A criticism levelled at the pilot is that it represents privatisation of education, and not partnership. This despite the fact that the public school operators will always be non-profit organisations accountable to provincial government for their performance. Actually, both Government and Cosatu have already accepted that some publicly-funded services can be provided by either employees of the State or the private sector. Over 70% of the work of the Department of Social Development is contracted to NPOs, and low-fee independent schools may obtain a per capita subsidy of up to 60% of the equivalent allocation in public schools. The proposed National Health Insurance (NHI) is another example of tax-based funding of a mix of public and private providers. But the NHI faces an uphill battle, because the for-profit health care sector has been allowed to grow unchecked for the last twenty years. Public and private health care are now poles apart, and there is an entrenched public perception that for-profit private medicine is better. Fortunately, we’re not there yet in education. There are good public schools; just too few of them. We still have the opportunity to build genuine and sustainable partnerships that bring new expertise into government schools without the profit motive distorting public provision.

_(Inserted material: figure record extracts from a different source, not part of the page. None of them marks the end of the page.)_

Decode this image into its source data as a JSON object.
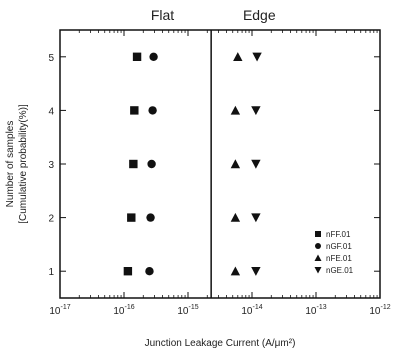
{
  "chart_data": {
    "type": "scatter",
    "x_axis": {
      "label": "Junction Leakage Current (A/μm²)",
      "scale": "log",
      "xlim": [
        1e-17,
        1e-12
      ],
      "tick_labels": [
        {
          "value": 1e-17,
          "base": "10",
          "exp": "-17"
        },
        {
          "value": 1e-16,
          "base": "10",
          "exp": "-16"
        },
        {
          "value": 1e-15,
          "base": "10",
          "exp": "-15"
        },
        {
          "value": 1e-14,
          "base": "10",
          "exp": "-14"
        },
        {
          "value": 1e-13,
          "base": "10",
          "exp": "-13"
        },
        {
          "value": 1e-12,
          "base": "10",
          "exp": "-12"
        }
      ]
    },
    "y_axis": {
      "label_line1": "Number of samples",
      "label_line2": "[Cumulative probability(%)]",
      "ylim": [
        0.5,
        5.5
      ],
      "ticks": [
        "1",
        "2",
        "3",
        "4",
        "5"
      ]
    },
    "regions": [
      {
        "title": "Flat",
        "x_center": 4e-16
      },
      {
        "title": "Edge",
        "x_center": 1.3e-14
      }
    ],
    "divider_x": 2.3e-15,
    "series": [
      {
        "name": "nFF.01",
        "marker": "square",
        "points": [
          [
            1.15e-16,
            1
          ],
          [
            1.3e-16,
            2
          ],
          [
            1.4e-16,
            3
          ],
          [
            1.45e-16,
            4
          ],
          [
            1.6e-16,
            5
          ]
        ]
      },
      {
        "name": "nGF.01",
        "marker": "circle",
        "points": [
          [
            2.5e-16,
            1
          ],
          [
            2.6e-16,
            2
          ],
          [
            2.7e-16,
            3
          ],
          [
            2.8e-16,
            4
          ],
          [
            2.9e-16,
            5
          ]
        ]
      },
      {
        "name": "nFE.01",
        "marker": "triangle-up",
        "points": [
          [
            5.5e-15,
            1
          ],
          [
            5.5e-15,
            2
          ],
          [
            5.5e-15,
            3
          ],
          [
            5.5e-15,
            4
          ],
          [
            6e-15,
            5
          ]
        ]
      },
      {
        "name": "nGE.01",
        "marker": "triangle-down",
        "points": [
          [
            1.15e-14,
            1
          ],
          [
            1.15e-14,
            2
          ],
          [
            1.15e-14,
            3
          ],
          [
            1.15e-14,
            4
          ],
          [
            1.2e-14,
            5
          ]
        ]
      }
    ],
    "legend_position": "bottom-right",
    "grid": false
  }
}
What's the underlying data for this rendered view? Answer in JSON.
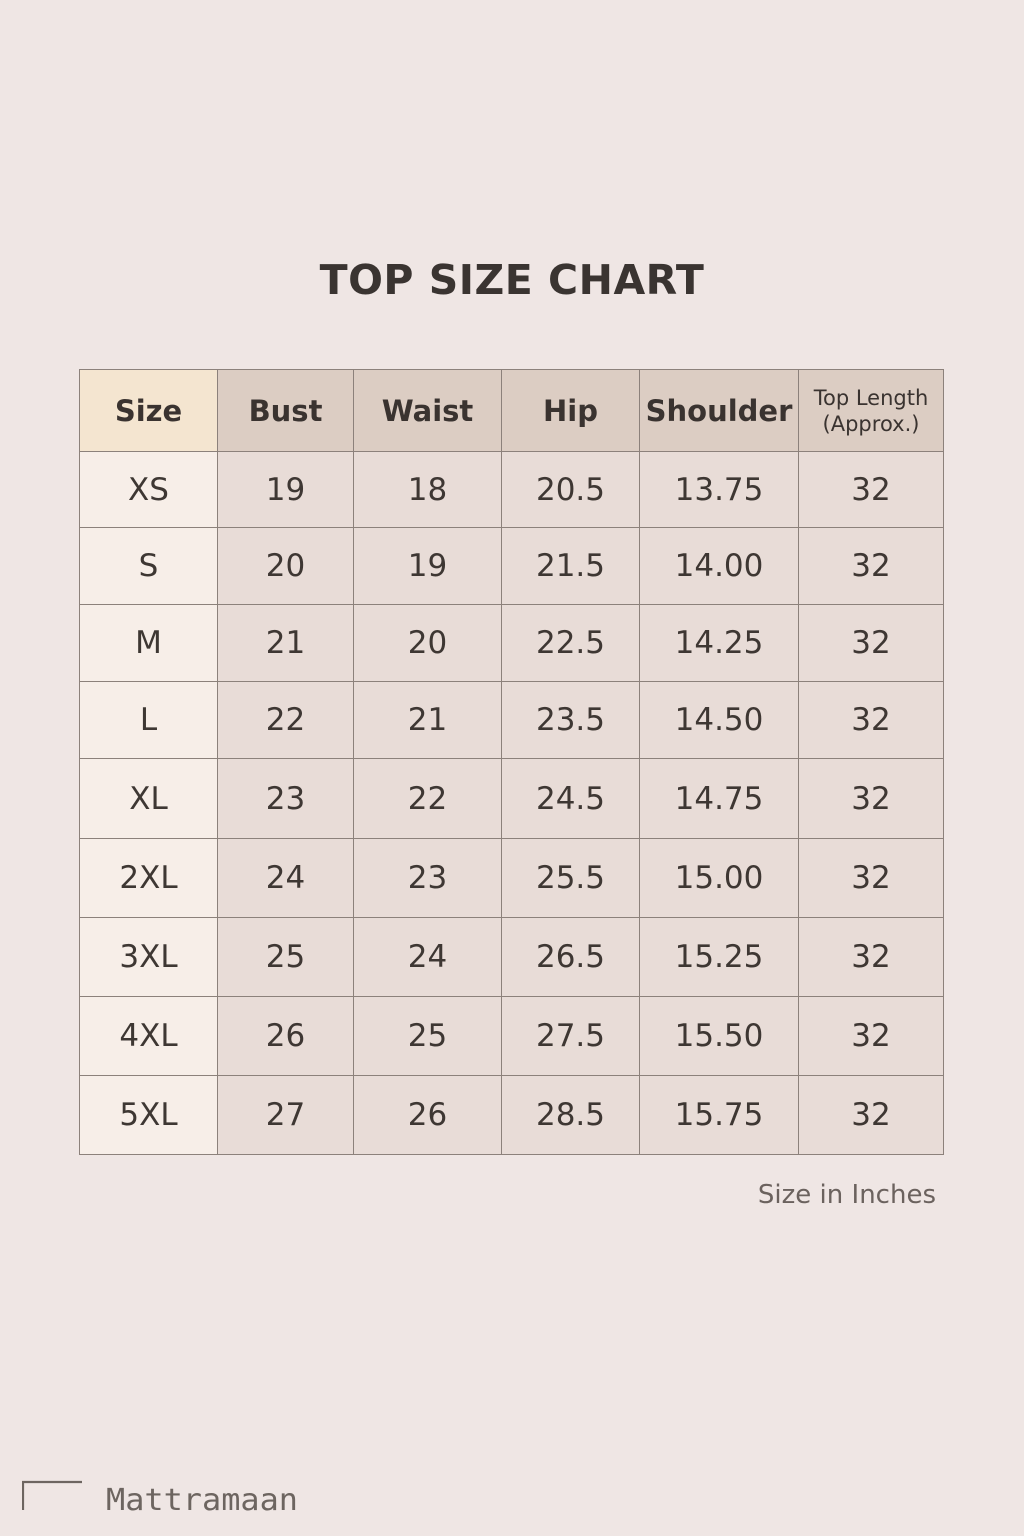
{
  "title": "TOP SIZE CHART",
  "unit_note": "Size in Inches",
  "brand": "Mattramaan",
  "colors": {
    "background": "#efe6e4",
    "header": "#dccdc3",
    "size_header": "#f4e5d0",
    "cell": "#e8dcd7",
    "size_cell": "#f7eee8",
    "border": "#8c817b"
  },
  "chart_data": {
    "type": "table",
    "title": "TOP SIZE CHART",
    "columns": [
      "Size",
      "Bust",
      "Waist",
      "Hip",
      "Shoulder",
      "Top Length (Approx.)"
    ],
    "header_lines": {
      "top_length_1": "Top Length",
      "top_length_2": "(Approx.)"
    },
    "rows": [
      [
        "XS",
        "19",
        "18",
        "20.5",
        "13.75",
        "32"
      ],
      [
        "S",
        "20",
        "19",
        "21.5",
        "14.00",
        "32"
      ],
      [
        "M",
        "21",
        "20",
        "22.5",
        "14.25",
        "32"
      ],
      [
        "L",
        "22",
        "21",
        "23.5",
        "14.50",
        "32"
      ],
      [
        "XL",
        "23",
        "22",
        "24.5",
        "14.75",
        "32"
      ],
      [
        "2XL",
        "24",
        "23",
        "25.5",
        "15.00",
        "32"
      ],
      [
        "3XL",
        "25",
        "24",
        "26.5",
        "15.25",
        "32"
      ],
      [
        "4XL",
        "26",
        "25",
        "27.5",
        "15.50",
        "32"
      ],
      [
        "5XL",
        "27",
        "26",
        "28.5",
        "15.75",
        "32"
      ]
    ]
  }
}
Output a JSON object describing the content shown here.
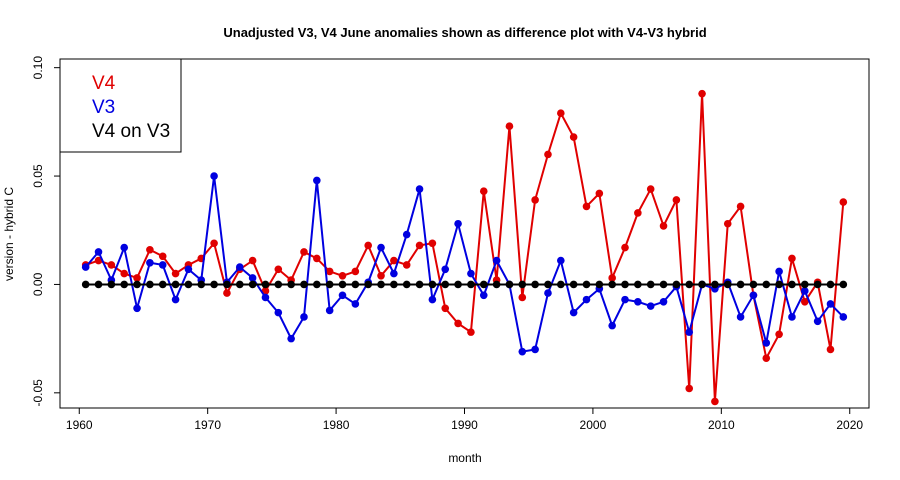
{
  "chart_data": {
    "type": "line",
    "title": "Unadjusted V3, V4 June anomalies shown as difference plot with V4-V3 hybrid",
    "xlabel": "month",
    "ylabel": "version - hybrid C",
    "xlim": [
      1958.5,
      2021.5
    ],
    "ylim": [
      -0.057,
      0.104
    ],
    "xticks": [
      1960,
      1970,
      1980,
      1990,
      2000,
      2010,
      2020
    ],
    "xtick_labels": [
      "1960",
      "1970",
      "1980",
      "1990",
      "2000",
      "2010",
      "2020"
    ],
    "yticks": [
      -0.05,
      0,
      0.05,
      0.1
    ],
    "ytick_labels": [
      "-0.05",
      "0.00",
      "0.05",
      "0.10"
    ],
    "legend_position": "top-left",
    "x": [
      1960.5,
      1961.5,
      1962.5,
      1963.5,
      1964.5,
      1965.5,
      1966.5,
      1967.5,
      1968.5,
      1969.5,
      1970.5,
      1971.5,
      1972.5,
      1973.5,
      1974.5,
      1975.5,
      1976.5,
      1977.5,
      1978.5,
      1979.5,
      1980.5,
      1981.5,
      1982.5,
      1983.5,
      1984.5,
      1985.5,
      1986.5,
      1987.5,
      1988.5,
      1989.5,
      1990.5,
      1991.5,
      1992.5,
      1993.5,
      1994.5,
      1995.5,
      1996.5,
      1997.5,
      1998.5,
      1999.5,
      2000.5,
      2001.5,
      2002.5,
      2003.5,
      2004.5,
      2005.5,
      2006.5,
      2007.5,
      2008.5,
      2009.5,
      2010.5,
      2011.5,
      2012.5,
      2013.5,
      2014.5,
      2015.5,
      2016.5,
      2017.5,
      2018.5,
      2019.5
    ],
    "series": [
      {
        "name": "V4",
        "color": "#e00000",
        "values": [
          0.009,
          0.011,
          0.009,
          0.005,
          0.003,
          0.016,
          0.013,
          0.005,
          0.009,
          0.012,
          0.019,
          -0.004,
          0.007,
          0.011,
          -0.003,
          0.007,
          0.002,
          0.015,
          0.012,
          0.006,
          0.004,
          0.006,
          0.018,
          0.004,
          0.011,
          0.009,
          0.018,
          0.019,
          -0.011,
          -0.018,
          -0.022,
          0.043,
          0.002,
          0.073,
          -0.006,
          0.039,
          0.06,
          0.079,
          0.068,
          0.036,
          0.042,
          0.003,
          0.017,
          0.033,
          0.044,
          0.027,
          0.039,
          -0.048,
          0.088,
          -0.054,
          0.028,
          0.036,
          -0.005,
          -0.034,
          -0.023,
          0.012,
          -0.008,
          0.001,
          -0.03,
          0.038
        ]
      },
      {
        "name": "V3",
        "color": "#0000e0",
        "values": [
          0.008,
          0.015,
          0.002,
          0.017,
          -0.011,
          0.01,
          0.009,
          -0.007,
          0.007,
          0.002,
          0.05,
          0.001,
          0.008,
          0.003,
          -0.006,
          -0.013,
          -0.025,
          -0.015,
          0.048,
          -0.012,
          -0.005,
          -0.009,
          0.001,
          0.017,
          0.005,
          0.023,
          0.044,
          -0.007,
          0.007,
          0.028,
          0.005,
          -0.005,
          0.011,
          0.0,
          -0.031,
          -0.03,
          -0.004,
          0.011,
          -0.013,
          -0.007,
          -0.002,
          -0.019,
          -0.007,
          -0.008,
          -0.01,
          -0.008,
          -0.001,
          -0.022,
          0.0,
          -0.002,
          0.001,
          -0.015,
          -0.005,
          -0.027,
          0.006,
          -0.015,
          -0.003,
          -0.017,
          -0.009,
          -0.015
        ]
      },
      {
        "name": "V4 on V3",
        "color": "#000000",
        "values": [
          0,
          0,
          0,
          0,
          0,
          0,
          0,
          0,
          0,
          0,
          0,
          0,
          0,
          0,
          0,
          0,
          0,
          0,
          0,
          0,
          0,
          0,
          0,
          0,
          0,
          0,
          0,
          0,
          0,
          0,
          0,
          0,
          0,
          0,
          0,
          0,
          0,
          0,
          0,
          0,
          0,
          0,
          0,
          0,
          0,
          0,
          0,
          0,
          0,
          0,
          0,
          0,
          0,
          0,
          0,
          0,
          0,
          0,
          0,
          0
        ]
      }
    ]
  }
}
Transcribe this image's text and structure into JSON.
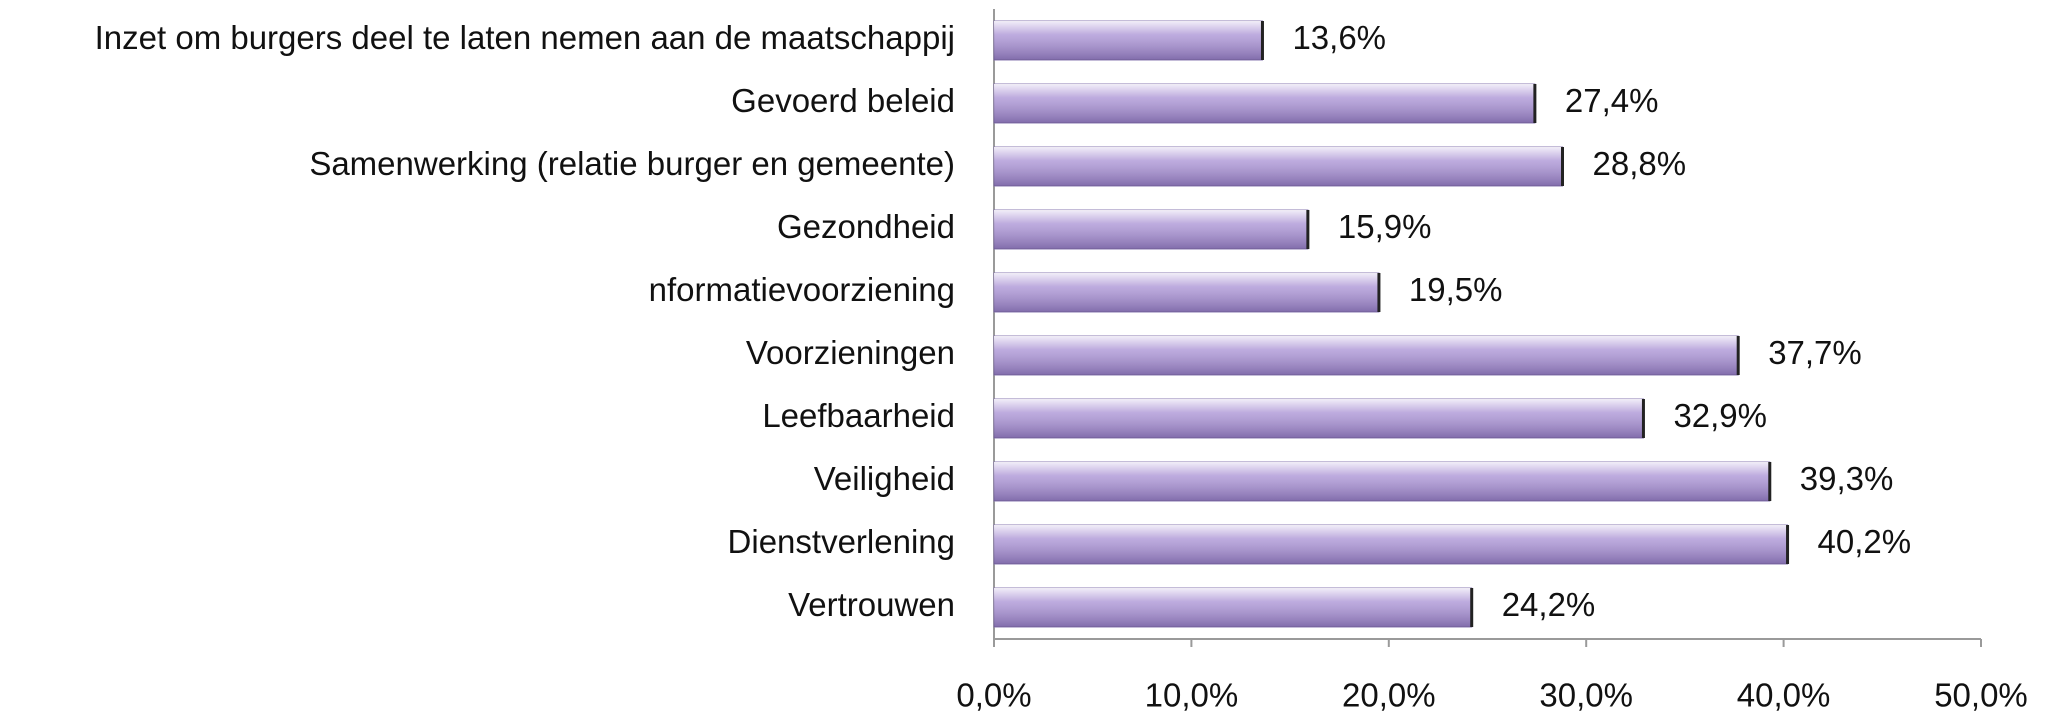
{
  "chart_data": {
    "type": "bar",
    "orientation": "horizontal",
    "categories": [
      "Inzet om burgers deel te laten nemen aan de maatschappij",
      "Gevoerd beleid",
      "Samenwerking (relatie burger en gemeente)",
      "Gezondheid",
      "nformatievoorziening",
      "Voorzieningen",
      "Leefbaarheid",
      "Veiligheid",
      "Dienstverlening",
      "Vertrouwen"
    ],
    "values": [
      13.6,
      27.4,
      28.8,
      15.9,
      19.5,
      37.7,
      32.9,
      39.3,
      40.2,
      24.2
    ],
    "value_labels": [
      "13,6%",
      "27,4%",
      "28,8%",
      "15,9%",
      "19,5%",
      "37,7%",
      "32,9%",
      "39,3%",
      "40,2%",
      "24,2%"
    ],
    "color": "#a890d4",
    "xlim": [
      0,
      50
    ],
    "xticks": [
      {
        "value": 0,
        "label": "0,0%"
      },
      {
        "value": 10,
        "label": "10,0%"
      },
      {
        "value": 20,
        "label": "20,0%"
      },
      {
        "value": 30,
        "label": "30,0%"
      },
      {
        "value": 40,
        "label": "40,0%"
      },
      {
        "value": 50,
        "label": "50,0%"
      }
    ],
    "grid": false
  }
}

We cannot write off new ideas because we view them through the same lenses that have restricted our options in the past. We must be bold and test these ideas with robust evaluation. There are tens of thousands of children entering high schools across South Africa where only one in four of them will successfully complete Grade 12. We owe it to them to find ways of getting them out of this mire. Placing the 1,000 underperforming schools ‘under new management’ may be one of them.